A number of incidents involving the operation of level crossings by signallers have previously been investigated by RAIB. Some of these incidents have resulted in collisions between rail vehicles and road users. RAIB reports discussing incidents with similarities to the incident at Craven Arms include:

  • A fatal accident at Moreton-on-Lugg which occurred in January 2010 where a train struck two cars on a level crossing (RAIB report 04/2011). The report found that the signaller raised the barriers when a train was approaching, and there was no engineered safeguard in the signalling system to prevent this error.

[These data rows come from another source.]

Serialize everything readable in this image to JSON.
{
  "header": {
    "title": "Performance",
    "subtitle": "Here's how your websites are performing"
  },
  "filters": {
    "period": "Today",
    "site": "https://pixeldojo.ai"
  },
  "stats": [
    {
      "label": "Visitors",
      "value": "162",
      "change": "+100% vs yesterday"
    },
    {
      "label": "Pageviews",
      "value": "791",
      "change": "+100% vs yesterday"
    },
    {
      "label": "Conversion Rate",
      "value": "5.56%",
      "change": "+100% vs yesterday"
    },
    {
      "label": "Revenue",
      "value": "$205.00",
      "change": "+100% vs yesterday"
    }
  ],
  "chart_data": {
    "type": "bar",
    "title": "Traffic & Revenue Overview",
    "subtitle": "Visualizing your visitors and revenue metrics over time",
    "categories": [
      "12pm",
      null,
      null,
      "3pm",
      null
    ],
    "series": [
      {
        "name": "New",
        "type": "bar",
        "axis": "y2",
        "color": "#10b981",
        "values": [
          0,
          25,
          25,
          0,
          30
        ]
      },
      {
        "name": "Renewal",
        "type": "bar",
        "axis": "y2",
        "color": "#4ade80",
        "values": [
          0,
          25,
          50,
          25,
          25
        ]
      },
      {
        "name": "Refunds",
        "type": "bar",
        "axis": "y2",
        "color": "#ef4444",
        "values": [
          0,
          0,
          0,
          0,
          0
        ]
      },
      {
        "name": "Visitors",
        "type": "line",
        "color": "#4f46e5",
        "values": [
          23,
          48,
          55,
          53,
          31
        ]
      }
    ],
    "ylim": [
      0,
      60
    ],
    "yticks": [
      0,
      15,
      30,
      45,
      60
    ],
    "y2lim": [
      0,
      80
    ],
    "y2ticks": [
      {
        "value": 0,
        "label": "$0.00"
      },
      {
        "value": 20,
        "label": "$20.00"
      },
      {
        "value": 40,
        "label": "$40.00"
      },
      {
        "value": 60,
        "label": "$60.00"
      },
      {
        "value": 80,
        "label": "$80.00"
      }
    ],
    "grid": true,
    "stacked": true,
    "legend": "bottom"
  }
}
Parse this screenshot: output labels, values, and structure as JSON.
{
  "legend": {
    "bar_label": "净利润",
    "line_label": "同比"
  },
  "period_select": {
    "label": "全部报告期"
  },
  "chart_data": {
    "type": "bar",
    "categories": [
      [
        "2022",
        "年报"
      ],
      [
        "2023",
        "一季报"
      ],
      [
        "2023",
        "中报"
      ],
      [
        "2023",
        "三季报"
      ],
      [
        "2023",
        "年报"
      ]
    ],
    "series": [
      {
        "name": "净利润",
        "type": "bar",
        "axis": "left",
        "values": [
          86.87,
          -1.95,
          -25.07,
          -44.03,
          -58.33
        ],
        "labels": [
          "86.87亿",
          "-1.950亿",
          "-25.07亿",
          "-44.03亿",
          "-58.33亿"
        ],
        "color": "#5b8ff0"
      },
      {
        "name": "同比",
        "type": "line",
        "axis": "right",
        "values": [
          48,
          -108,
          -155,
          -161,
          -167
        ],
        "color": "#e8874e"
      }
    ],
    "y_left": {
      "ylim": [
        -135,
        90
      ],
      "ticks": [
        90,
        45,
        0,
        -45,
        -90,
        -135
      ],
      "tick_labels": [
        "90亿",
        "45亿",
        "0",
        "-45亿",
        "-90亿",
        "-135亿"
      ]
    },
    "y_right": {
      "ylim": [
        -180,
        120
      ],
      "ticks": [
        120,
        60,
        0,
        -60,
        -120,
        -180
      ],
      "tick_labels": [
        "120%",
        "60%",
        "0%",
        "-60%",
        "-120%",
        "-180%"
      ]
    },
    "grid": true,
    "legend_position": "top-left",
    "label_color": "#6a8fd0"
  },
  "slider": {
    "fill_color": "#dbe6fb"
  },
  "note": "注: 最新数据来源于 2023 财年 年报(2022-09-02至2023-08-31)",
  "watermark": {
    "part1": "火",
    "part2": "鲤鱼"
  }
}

  • An incident at Lydney in Gloucestershire which occurred in March 2011 where a train passed over an MCB type crossing with the barriers in the raised position (RAIB report 20/2011). Nobody was injured and there was no near miss with a road vehicle. The report found issues with the communication between the signaller and the level crossing keeper, in addition to a lack of understanding of how various aspects of the signalling system were impacted by raising and lowering barriers.
  • An incident at Ufton in Berkshire which occurred in September 2011 where a train passed over an automatic half barrier crossing with the barriers in the raised position (RAIB report 28/2012). Nobody was injured but a car avoided a collision by stopping suddenly. The report found that the signaller was overloaded by work activities and did not pass a message to the barrier attendant to use the LCU to lower the barriers.
  • A class investigation into factors affecting safety-critical human performance in signalling operations in May 2020 (RAIB report 03/2020). This report found a common theme across incidents involving signallers which may apply to this incident.

A wider summary of previous RAIB learning, including more similar incidents relating to management assurance, can be found on RAIB’s website.